Not being able to imbibe certainly reduces the appeal of a holiday road trip, but international drink-driving laws need not scupper your car driving ambitions.
For example, in Italy alcohol is not the only liquid vice you can enjoy, with the country renowned as one of the best places to drink coffee in the world. By making a beeline for Italy's top coffee bars, you can have a journey to remember without worrying about going cold turkey.
Plus, thanks to its energy-boosting properties, coffee is the perfect drink for keeping you alert on the road in between stops - although it shouldn't be used as a substitute for sleep!
If you're interested in hiring a car in Milan or one of Italy's other main cities, Auto Europe can help get you on your way.

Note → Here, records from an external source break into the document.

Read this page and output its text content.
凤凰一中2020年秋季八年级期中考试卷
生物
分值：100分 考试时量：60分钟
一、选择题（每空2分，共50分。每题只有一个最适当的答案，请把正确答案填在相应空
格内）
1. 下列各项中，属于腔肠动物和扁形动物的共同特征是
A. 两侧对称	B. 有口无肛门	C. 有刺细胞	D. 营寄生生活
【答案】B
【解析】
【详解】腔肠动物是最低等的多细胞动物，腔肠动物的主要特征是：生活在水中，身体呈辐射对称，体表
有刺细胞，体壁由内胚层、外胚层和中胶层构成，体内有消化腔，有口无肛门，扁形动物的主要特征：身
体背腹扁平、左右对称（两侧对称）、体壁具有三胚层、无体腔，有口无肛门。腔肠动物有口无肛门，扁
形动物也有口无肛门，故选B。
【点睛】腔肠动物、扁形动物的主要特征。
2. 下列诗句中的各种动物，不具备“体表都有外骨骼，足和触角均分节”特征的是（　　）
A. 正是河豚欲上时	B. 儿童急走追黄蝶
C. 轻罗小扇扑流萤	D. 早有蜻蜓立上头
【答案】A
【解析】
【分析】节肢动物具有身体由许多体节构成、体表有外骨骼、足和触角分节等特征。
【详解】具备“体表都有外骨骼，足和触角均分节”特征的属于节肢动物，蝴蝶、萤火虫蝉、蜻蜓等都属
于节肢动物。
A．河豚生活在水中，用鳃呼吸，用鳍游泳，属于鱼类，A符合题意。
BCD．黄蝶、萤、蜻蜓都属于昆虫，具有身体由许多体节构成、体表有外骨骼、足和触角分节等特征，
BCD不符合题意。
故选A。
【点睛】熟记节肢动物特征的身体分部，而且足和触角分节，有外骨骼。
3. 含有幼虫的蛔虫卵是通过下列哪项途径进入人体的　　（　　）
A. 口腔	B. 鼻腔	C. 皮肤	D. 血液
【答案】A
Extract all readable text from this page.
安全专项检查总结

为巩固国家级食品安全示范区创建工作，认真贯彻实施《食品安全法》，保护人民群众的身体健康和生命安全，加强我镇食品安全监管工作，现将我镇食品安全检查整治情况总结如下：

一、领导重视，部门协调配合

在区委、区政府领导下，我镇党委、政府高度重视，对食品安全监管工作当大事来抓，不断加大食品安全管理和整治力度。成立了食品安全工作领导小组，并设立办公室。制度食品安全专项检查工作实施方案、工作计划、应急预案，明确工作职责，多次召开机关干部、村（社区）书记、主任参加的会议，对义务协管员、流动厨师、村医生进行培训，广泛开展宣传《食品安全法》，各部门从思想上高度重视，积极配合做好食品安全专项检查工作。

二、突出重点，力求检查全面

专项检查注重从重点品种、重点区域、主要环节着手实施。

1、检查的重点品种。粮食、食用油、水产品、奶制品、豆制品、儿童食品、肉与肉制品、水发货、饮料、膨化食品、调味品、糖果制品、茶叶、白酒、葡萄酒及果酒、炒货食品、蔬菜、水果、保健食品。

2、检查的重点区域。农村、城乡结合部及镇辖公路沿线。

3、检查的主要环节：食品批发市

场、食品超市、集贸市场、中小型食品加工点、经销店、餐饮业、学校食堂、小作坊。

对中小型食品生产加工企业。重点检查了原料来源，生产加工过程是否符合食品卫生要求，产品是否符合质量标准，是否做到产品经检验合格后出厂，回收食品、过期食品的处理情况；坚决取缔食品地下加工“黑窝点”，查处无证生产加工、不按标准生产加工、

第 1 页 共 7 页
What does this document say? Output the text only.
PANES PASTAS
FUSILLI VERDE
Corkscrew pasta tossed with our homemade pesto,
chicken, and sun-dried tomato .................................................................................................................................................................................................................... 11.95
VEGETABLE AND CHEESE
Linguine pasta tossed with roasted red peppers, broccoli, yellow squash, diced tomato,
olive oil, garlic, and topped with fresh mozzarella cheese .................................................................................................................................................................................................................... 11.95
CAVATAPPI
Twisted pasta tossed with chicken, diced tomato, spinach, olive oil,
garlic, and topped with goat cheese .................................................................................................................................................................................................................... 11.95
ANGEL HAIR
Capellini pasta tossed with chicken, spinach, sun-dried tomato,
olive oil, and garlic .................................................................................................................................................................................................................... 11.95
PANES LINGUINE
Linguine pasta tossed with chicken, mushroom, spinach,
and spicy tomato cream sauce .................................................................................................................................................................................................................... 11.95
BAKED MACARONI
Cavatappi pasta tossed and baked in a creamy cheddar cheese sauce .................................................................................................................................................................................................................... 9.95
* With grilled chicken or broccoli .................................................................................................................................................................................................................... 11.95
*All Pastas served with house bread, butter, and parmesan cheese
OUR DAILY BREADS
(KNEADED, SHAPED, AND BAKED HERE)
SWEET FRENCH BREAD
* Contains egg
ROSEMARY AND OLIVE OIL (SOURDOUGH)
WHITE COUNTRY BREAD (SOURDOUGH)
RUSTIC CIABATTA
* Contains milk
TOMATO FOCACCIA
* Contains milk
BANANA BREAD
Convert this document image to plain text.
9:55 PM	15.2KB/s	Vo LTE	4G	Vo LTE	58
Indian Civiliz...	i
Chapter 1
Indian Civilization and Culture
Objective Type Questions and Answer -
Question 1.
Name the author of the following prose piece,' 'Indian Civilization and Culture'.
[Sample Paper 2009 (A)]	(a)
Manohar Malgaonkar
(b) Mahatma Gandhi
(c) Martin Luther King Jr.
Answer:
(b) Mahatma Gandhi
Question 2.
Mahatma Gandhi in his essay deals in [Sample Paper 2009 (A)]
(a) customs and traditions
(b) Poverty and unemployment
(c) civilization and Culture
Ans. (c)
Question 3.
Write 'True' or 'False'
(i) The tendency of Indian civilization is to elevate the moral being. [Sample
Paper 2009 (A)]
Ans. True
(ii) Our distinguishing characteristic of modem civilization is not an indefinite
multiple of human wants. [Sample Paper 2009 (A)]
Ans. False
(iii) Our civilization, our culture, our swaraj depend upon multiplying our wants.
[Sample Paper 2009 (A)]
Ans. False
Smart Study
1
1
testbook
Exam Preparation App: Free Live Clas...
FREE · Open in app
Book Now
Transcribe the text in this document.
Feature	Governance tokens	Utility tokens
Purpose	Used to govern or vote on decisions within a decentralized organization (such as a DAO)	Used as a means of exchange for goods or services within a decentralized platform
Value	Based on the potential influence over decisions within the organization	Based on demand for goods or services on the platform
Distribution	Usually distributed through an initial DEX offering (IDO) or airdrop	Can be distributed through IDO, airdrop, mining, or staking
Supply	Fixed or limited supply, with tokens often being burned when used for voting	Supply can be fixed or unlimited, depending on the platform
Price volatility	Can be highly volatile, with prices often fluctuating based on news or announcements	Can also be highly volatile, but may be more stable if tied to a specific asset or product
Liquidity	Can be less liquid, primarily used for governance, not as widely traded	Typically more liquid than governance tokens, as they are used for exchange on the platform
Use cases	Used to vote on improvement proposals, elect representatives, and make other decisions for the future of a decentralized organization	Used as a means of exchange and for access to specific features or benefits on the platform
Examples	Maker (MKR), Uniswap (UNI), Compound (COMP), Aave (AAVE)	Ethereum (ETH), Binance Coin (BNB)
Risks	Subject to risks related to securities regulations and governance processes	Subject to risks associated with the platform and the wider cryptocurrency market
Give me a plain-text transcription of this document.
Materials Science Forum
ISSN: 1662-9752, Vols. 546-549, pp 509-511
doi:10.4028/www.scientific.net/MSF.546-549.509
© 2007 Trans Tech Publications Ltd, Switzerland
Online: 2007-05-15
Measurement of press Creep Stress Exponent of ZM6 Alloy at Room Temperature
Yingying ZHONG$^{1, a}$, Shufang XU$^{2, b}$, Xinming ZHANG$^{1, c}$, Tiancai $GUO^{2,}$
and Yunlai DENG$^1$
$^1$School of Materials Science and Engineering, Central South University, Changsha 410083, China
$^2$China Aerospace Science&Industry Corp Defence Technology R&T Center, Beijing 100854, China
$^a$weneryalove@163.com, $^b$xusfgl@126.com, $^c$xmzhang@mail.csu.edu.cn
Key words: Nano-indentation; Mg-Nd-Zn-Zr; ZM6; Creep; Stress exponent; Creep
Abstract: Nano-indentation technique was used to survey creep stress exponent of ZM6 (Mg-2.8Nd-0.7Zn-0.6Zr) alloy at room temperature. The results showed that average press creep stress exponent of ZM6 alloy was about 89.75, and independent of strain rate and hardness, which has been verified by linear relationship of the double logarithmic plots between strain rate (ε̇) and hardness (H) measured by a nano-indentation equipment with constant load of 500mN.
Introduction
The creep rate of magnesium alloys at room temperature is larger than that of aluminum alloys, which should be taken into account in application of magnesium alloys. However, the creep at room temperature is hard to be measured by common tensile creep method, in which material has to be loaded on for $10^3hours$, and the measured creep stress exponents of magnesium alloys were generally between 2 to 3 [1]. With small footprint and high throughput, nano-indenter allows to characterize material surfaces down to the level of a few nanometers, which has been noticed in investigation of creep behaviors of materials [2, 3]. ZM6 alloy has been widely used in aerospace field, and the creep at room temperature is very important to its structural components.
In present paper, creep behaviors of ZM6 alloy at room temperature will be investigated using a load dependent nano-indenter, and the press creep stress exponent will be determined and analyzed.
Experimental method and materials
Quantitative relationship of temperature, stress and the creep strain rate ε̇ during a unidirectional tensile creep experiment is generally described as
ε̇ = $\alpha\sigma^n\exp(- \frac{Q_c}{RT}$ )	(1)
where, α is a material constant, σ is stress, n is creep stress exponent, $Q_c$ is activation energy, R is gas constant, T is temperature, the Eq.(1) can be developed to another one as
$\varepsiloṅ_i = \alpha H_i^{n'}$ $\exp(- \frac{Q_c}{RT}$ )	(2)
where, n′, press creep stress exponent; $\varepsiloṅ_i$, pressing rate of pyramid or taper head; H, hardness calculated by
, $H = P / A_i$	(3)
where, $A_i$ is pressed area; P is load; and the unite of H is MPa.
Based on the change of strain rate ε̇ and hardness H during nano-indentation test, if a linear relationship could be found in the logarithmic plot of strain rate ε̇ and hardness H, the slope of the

Once you've got your set of wheels, you can then get motoring around some of the finest countryside in Europe, making sure to stop regularly to indulge in Italy's incredible coffee culture - observing best etiquette at all times.
This dictates that milky coffees are only drank in the morning and never after meals, you ask for "un caffe" rather than an "espresso" and that you should stand to drink it rather than sit down. The last rule is certainly a good way of stretching your legs after driving for a few hours.
Before you've even left Italy's fashion capital you should certainly head to the Galleria Vittorio Emanuele II, where you'll find both luxury haute couture and the spectacular Caffe Miani (aka Zucca), once frequented by Verdi. Shop until you drop and then sit down for "un caffe".
From Milan, you can head eastwards along the A4 until you reach Verona, home of Romeo and Juliet. Before visiting Juliet's balcony, prepare yourself for the day ahead with a cappuccino at the highly regarded - by both tourists and Italians - Caffe Borsari.
An hour and a half to the south along the A22 is Parma, where you have a chance to catch an operatic performance at the spectacular Teatro Regio. Of course, Parma is best known for its ham and cheese, but you can also get a fabulous cup of coffee at the T Cafe on Strada Duomo.
Another two hours to the south via the A1 is Florence, one of the most architecturally stunning cities in the world. Gems for coffee include Chiaroscuro on Via del Corso and Donnini Caffe.
To avoid heading too far from your starting point, you can then swing east from Florence to nearby Pisa, famous for its leaning tower. Even though its only an hour from Florence, you'll no doubt want to stop for a caffe latte before you start making your way north along the coast to Genoa, which is nicknamed 'the superb one' due to its impressive landmarks. These include the St Lawrence Cathedral, Piazza de Ferrari and the Doge's Palace.
Enjoy one last coffee, before hitting the A7 for the return leg to Milan where you can return your car and catch your flight home.